Final answer:
Methanol (CH₃OH) and Ethanol (C₂H₅OH) can exhibit hydrogen bonds because both have hydrogens bonded to highly electronegative oxygen atoms. Carbon tetrachloride (CCl₄) and Dichloromethane (CH₂Cl₂) cannot form hydrogen bonds as they lack the necessary -OH group.
Step-by-step explanation:
The student has asked which pure liquids can exhibit hydrogen bonds among CH₃OH, CCl₄, C₂H₅OH, and CH₂Cl₂. Hydrogen bonding occurs when there is a hydrogen atom bonded to a highly electronegative atom such as oxygen, fluorine, or nitrogen. These bonds result in the existence of a slight positive charge on hydrogen which can attract the lone pair electrons of electronegative atoms on other molecules, forming a hydrogen bond.

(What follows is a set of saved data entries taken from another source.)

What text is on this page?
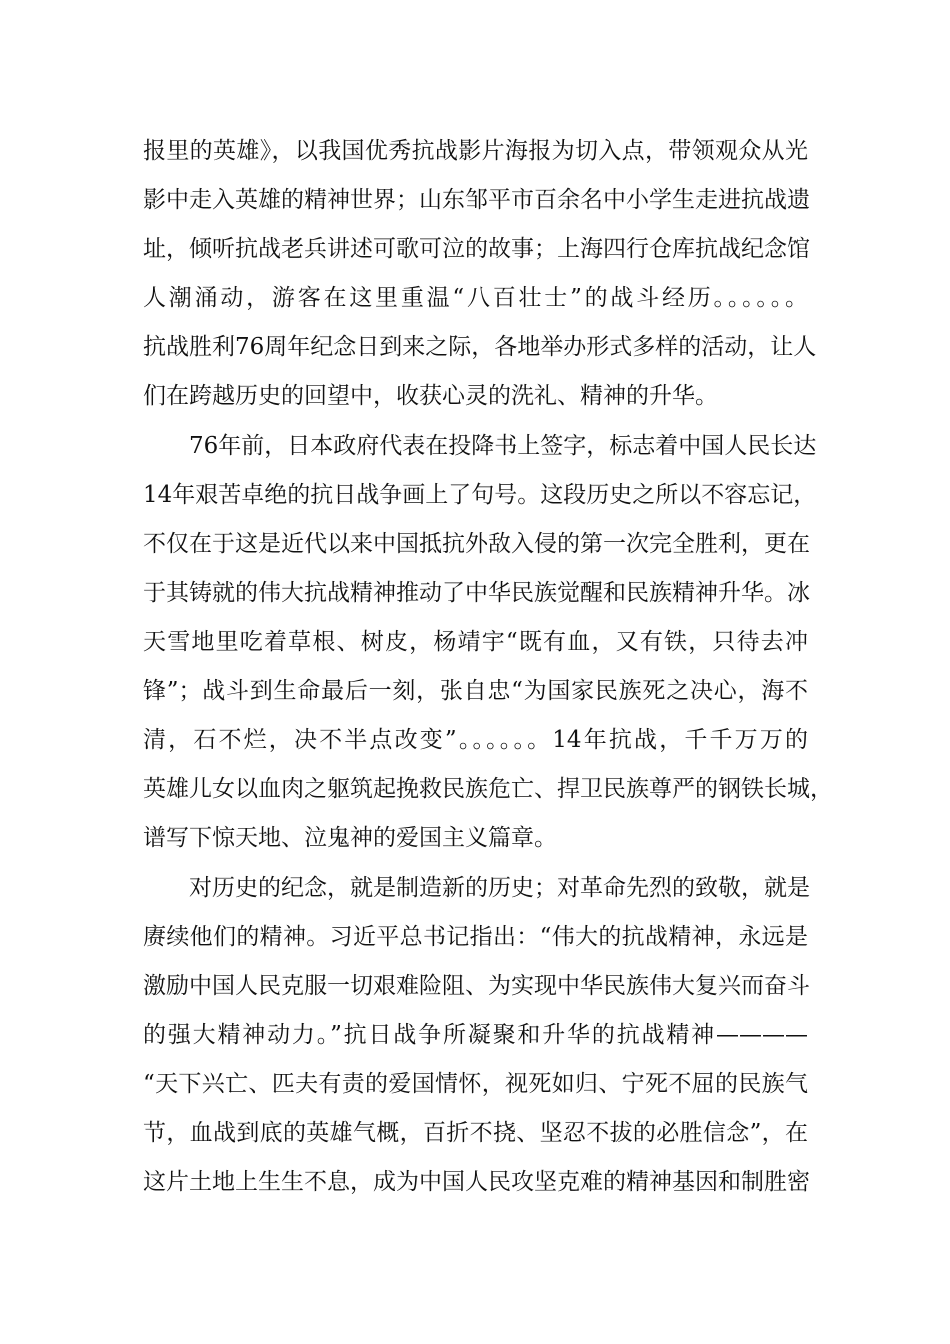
报里的英雄》，以我国优秀抗战影片海报为切入点，带领观众从光
影中走入英雄的精神世界；山东邹平市百余名中小学生走进抗战遗
址，倾听抗战老兵讲述可歌可泣的故事；上海四行仓库抗战纪念馆
人潮涌动，游客在这里重温“八百壮士”的战斗经历。。。。。。
抗战胜利76周年纪念日到来之际，各地举办形式多样的活动，让人
们在跨越历史的回望中，收获心灵的洗礼、精神的升华。
76年前，日本政府代表在投降书上签字，标志着中国人民长达
14年艰苦卓绝的抗日战争画上了句号。这段历史之所以不容忘记，
不仅在于这是近代以来中国抵抗外敌入侵的第一次完全胜利，更在
于其铸就的伟大抗战精神推动了中华民族觉醒和民族精神升华。冰
天雪地里吃着草根、树皮，杨靖宇“既有血，又有铁，只待去冲
锋”；战斗到生命最后一刻，张自忠“为国家民族死之决心，海不
清，石不烂，决不半点改变”。。。。。。14年抗战，千千万万的
英雄儿女以血肉之躯筑起挽救民族危亡、捍卫民族尊严的钢铁长城，
谱写下惊天地、泣鬼神的爱国主义篇章。
对历史的纪念，就是制造新的历史；对革命先烈的致敬，就是
赓续他们的精神。习近平总书记指出：“伟大的抗战精神，永远是
激励中国人民克服一切艰难险阻、为实现中华民族伟大复兴而奋斗
的强大精神动力。”抗日战争所凝聚和升华的抗战精神————
“天下兴亡、匹夫有责的爱国情怀，视死如归、宁死不屈的民族气
节，血战到底的英雄气概，百折不挠、坚忍不拔的必胜信念”，在
这片土地上生生不息，成为中国人民攻坚克难的精神基因和制胜密
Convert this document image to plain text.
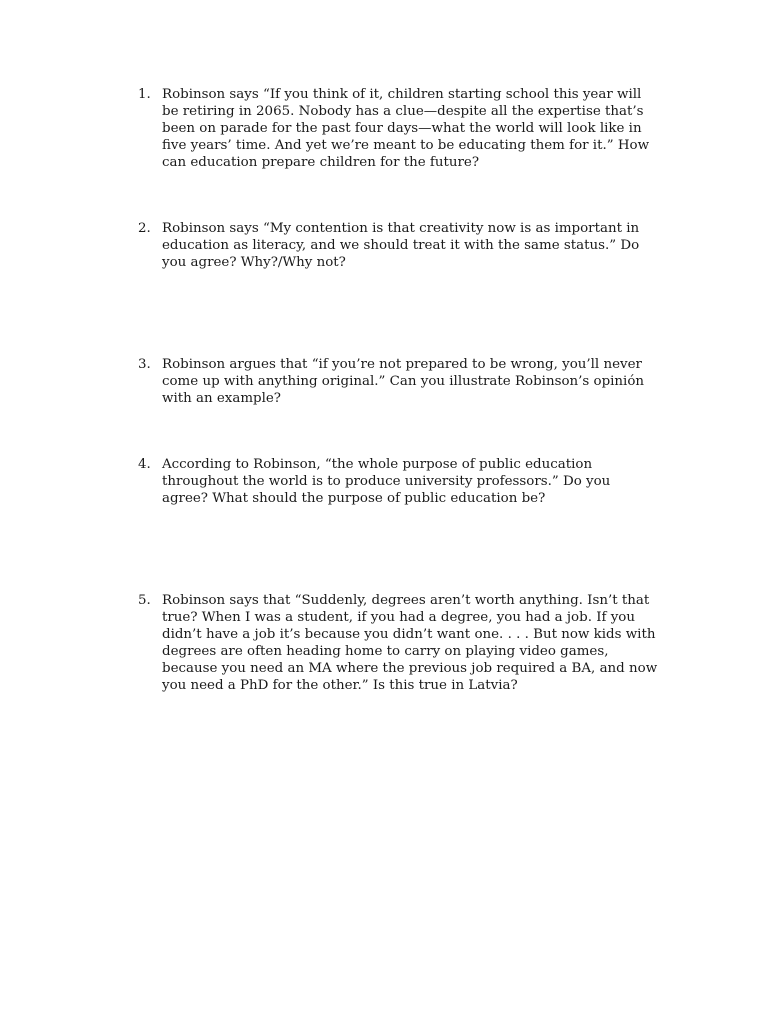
1. Robinson says “If you think of it, children starting school this year will be retiring in 2065. Nobody has a clue—despite all the expertise that’s been on parade for the past four days—what the world will look like in five years’ time. And yet we’re meant to be educating them for it.” How can education prepare children for the future?
2. Robinson says “My contention is that creativity now is as important in education as literacy, and we should treat it with the same status.” Do you agree? Why?/Why not?
3. Robinson argues that “if you’re not prepared to be wrong, you’ll never come up with anything original.” Can you illustrate Robinson’s opinión with an example?
4. According to Robinson, “the whole purpose of public education throughout the world is to produce university professors.” Do you agree? What should the purpose of public education be?
5. Robinson says that “Suddenly, degrees aren’t worth anything. Isn’t that true? When I was a student, if you had a degree, you had a job. If you didn’t have a job it’s because you didn’t want one. . . . But now kids with degrees are often heading home to carry on playing video games, because you need an MA where the previous job required a BA, and now you need a PhD for the other.” Is this true in Latvia?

a) CH₃OH (Methanol) and c) C₂H₅OH (Ethanol) both have -OH groups and thus have hydrogens bonded to oxygen, making them capable of forming hydrogen bonds. On the other hand, b) CCl₄ (Carbon tetrachloride) and d) CH₂Cl₂ (Dichloromethane) do not contain hydrogen atoms bonded to highly electronegative atoms, and therefore cannot exhibit hydrogen bonding. Thus, the correct answers are a) CH₃OH and c) C₂H₅OH for exhibiting hydrogen bonds.